If your timeframe is more than ten or twenty years, I would say that novel discoveries rely completely on new tools. That is the time it takes a field to use a new technology until all the possible discoveries that could be made with it are made. I think our global research community is large enough, and people are hungry enough, that low hanging fruits are not left unpicked very long.

For example, optogenetics was introduced in 2005, and thirteen years later, it is still an essential technique in systems neuroscience. However, in ten years or fifteen years, every circuit that’s known will have been probed by optogenetics. We will then be looking for new technology to gain further insights into the brain.

What developments are you most excited about neuroscience in the near future?

It’s really hard to pick one. We’re making a lot of progress in understanding the microanatomy of the brain. The brain is in some sense is a pre-anatomical structure. Unlike the kidney or the liver, where we know how the anatomy underlies function, we know very little about the microanatomy of the brain underlies its function.
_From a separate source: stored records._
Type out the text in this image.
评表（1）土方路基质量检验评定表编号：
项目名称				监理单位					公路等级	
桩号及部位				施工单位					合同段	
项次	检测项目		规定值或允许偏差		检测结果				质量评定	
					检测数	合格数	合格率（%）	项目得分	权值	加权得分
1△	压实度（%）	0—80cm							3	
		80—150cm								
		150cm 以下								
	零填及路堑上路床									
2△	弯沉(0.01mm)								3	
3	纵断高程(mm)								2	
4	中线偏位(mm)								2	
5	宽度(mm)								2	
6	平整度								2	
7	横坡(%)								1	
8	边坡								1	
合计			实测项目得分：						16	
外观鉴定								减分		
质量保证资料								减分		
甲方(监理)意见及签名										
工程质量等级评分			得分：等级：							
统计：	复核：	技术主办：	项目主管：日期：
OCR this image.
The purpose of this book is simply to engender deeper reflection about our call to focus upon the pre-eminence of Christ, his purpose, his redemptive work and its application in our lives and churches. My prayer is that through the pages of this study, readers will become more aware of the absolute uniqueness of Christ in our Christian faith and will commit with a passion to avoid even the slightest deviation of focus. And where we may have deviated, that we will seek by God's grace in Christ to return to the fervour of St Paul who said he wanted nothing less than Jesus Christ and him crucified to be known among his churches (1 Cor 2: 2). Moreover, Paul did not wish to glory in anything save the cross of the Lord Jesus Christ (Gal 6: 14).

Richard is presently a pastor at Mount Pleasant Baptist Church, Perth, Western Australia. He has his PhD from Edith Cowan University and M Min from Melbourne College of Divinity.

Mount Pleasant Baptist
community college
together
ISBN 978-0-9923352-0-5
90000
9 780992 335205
We know the macroanatomy of the brain, but that doesn’t really help you because neurons respond to individual neurons, not to regions. We really need to learn about what makes up the brain at the cellular level.

The most interesting aspect of neuroscience is what has become possible in such a short period of time. If you watched science fiction movies ten or twenty years ago, like the Matrix, or Eternal Sunshine of the Spotless Mind, you would think “This is really fun because it will never be true.” Now, we’re getting to the point where some aspects of these movies are actually possible.

In the Matrix, the characters can use neural activity to get an idea of what someone is thinking about. We are already doing that with mice to a low resolution degree. Specifically, we know what a mouse is about to do based on its pattern of firing recorded by calcium indicators. With voltage indicators, we’ll get an even more precise idea of what the mouse is thinking, in a sense. We just hope that these abilities can be used only for solving true problems.

As opposed to fictional problems?

As opposed to giving some people unfair advantage, or as opposed to using it for more nefarious purposes.

With great technologies comes greater responsibility.

Yeah. But you know, at least for now, these things are really hard to do. They’re not something that a garage inventor or Dr. Evil can do. It really requires an academic institution, and even then, we’re still far away from actually reading minds. Hopefully that will keep things reasonable for the forseeable future.